In 2022, Hendrix became a full time starter as he played and started in 17 regular season games where he had 33 defensive tackles, including five tackles for a loss, two pass knockdowns, and one sack. He made his post-season debut in the East Final against the Montreal Alouettes where he had six defensive tackles and one sack. He then played in his first Grey Cup game where he had one defensive tackle, one sack, and one forced fumble as the Argonauts defeated the Winnipeg Blue Bombers in the 109th Grey Cup championship. Hendrix became a free agent upon the expiry of his contract on February 13, 2024.

===Hamilton Tiger-Cats===
On February 14, 2024, it was announced that Hendrix had signed with the Hamilton Tiger-Cats. He played in 16 regular season games where he recorded 17 defensive tackles, four sacks, and one forced fumble. He was later released on January 30, 2025.

===BC Lions===
On February 2, 2025, Hendrix signed a two-year contract with the BC Lions. On September 4, 2025, Hendrix was placed on the Lions' 1-game injured list.
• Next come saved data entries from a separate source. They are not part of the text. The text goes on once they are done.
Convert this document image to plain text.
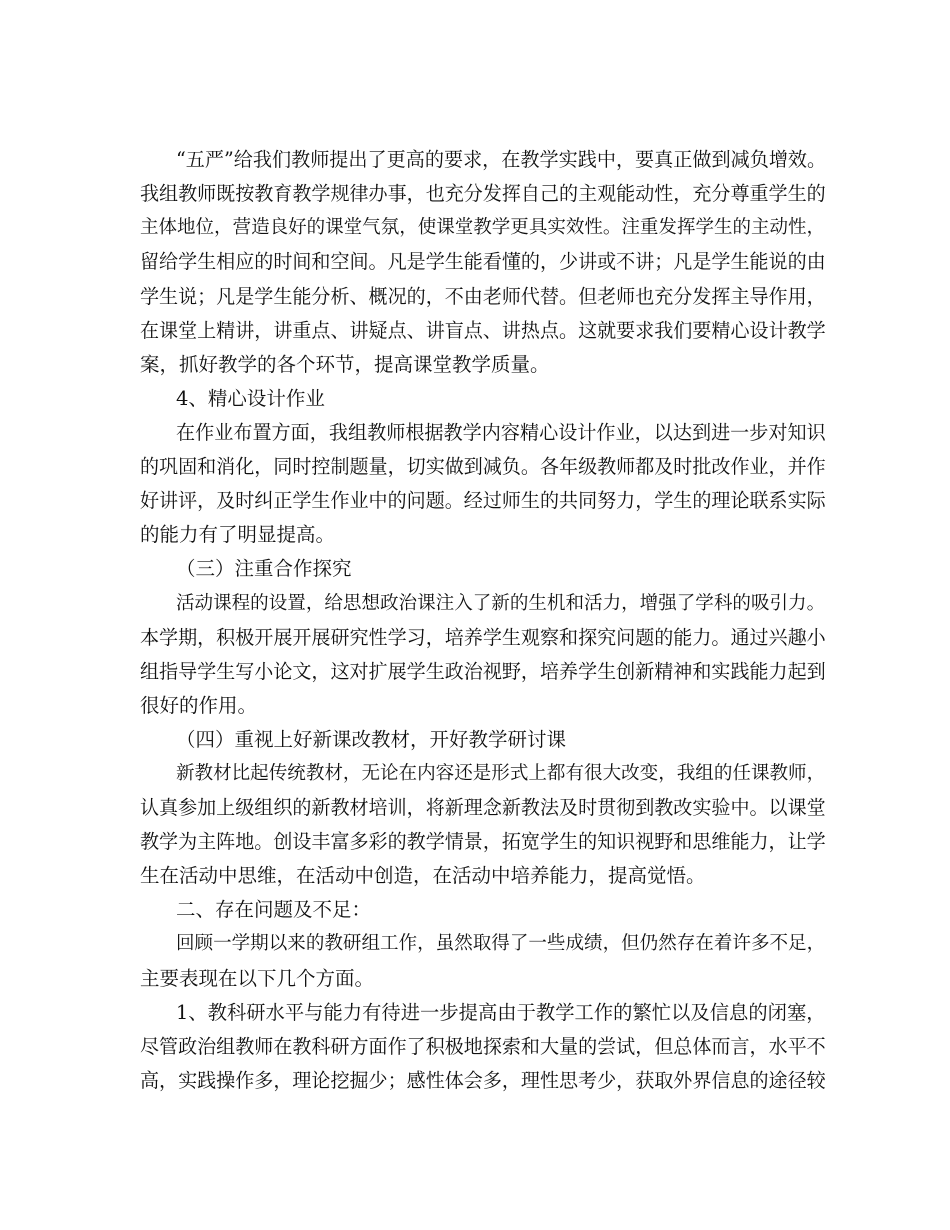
“五严”给我们教师提出了更高的要求，在教学实践中，要真正做到减负增效。
我组教师既按教育教学规律办事，也充分发挥自己的主观能动性，充分尊重学生的
主体地位，营造良好的课堂气氛，使课堂教学更具实效性。注重发挥学生的主动性，
留给学生相应的时间和空间。凡是学生能看懂的，少讲或不讲；凡是学生能说的由
学生说；凡是学生能分析、概况的，不由老师代替。但老师也充分发挥主导作用，
在课堂上精讲，讲重点、讲疑点、讲盲点、讲热点。这就要求我们要精心设计教学
案，抓好教学的各个环节，提高课堂教学质量。
4、精心设计作业
在作业布置方面，我组教师根据教学内容精心设计作业，以达到进一步对知识
的巩固和消化，同时控制题量，切实做到减负。各年级教师都及时批改作业，并作
好讲评，及时纠正学生作业中的问题。经过师生的共同努力，学生的理论联系实际
的能力有了明显提高。
（三）注重合作探究
活动课程的设置，给思想政治课注入了新的生机和活力，增强了学科的吸引力。
本学期，积极开展开展研究性学习，培养学生观察和探究问题的能力。通过兴趣小
组指导学生写小论文，这对扩展学生政治视野，培养学生创新精神和实践能力起到
很好的作用。
（四）重视上好新课改教材，开好教学研讨课
新教材比起传统教材，无论在内容还是形式上都有很大改变，我组的任课教师，
认真参加上级组织的新教材培训，将新理念新教法及时贯彻到教改实验中。以课堂
教学为主阵地。创设丰富多彩的教学情景，拓宽学生的知识视野和思维能力，让学
生在活动中思维，在活动中创造，在活动中培养能力，提高觉悟。
二、存在问题及不足：
回顾一学期以来的教研组工作，虽然取得了一些成绩，但仍然存在着许多不足，
主要表现在以下几个方面。
1、教科研水平与能力有待进一步提高由于教学工作的繁忙以及信息的闭塞，
尽管政治组教师在教科研方面作了积极地探索和大量的尝试，但总体而言，水平不
高，实践操作多，理论挖掘少；感性体会多，理性思考少，获取外界信息的途径较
He rejoined the active roster on September 11, 2025. On September 25, 2025, Hendrix was again placed on the Lions' 1-game injured list. He rejoined the active roster on October 3, 2025. He played in 13 regular season games where he had 21 defensive tackles and fours sacks. He was released on January 15, 2026.

===Toronto Argonauts (second stint)===
On January 19, 2026, it was announced that Hendrix had signed with the Toronto Argonauts. He was released on July 14, 2026, but signed again one week later on July 21, 2026.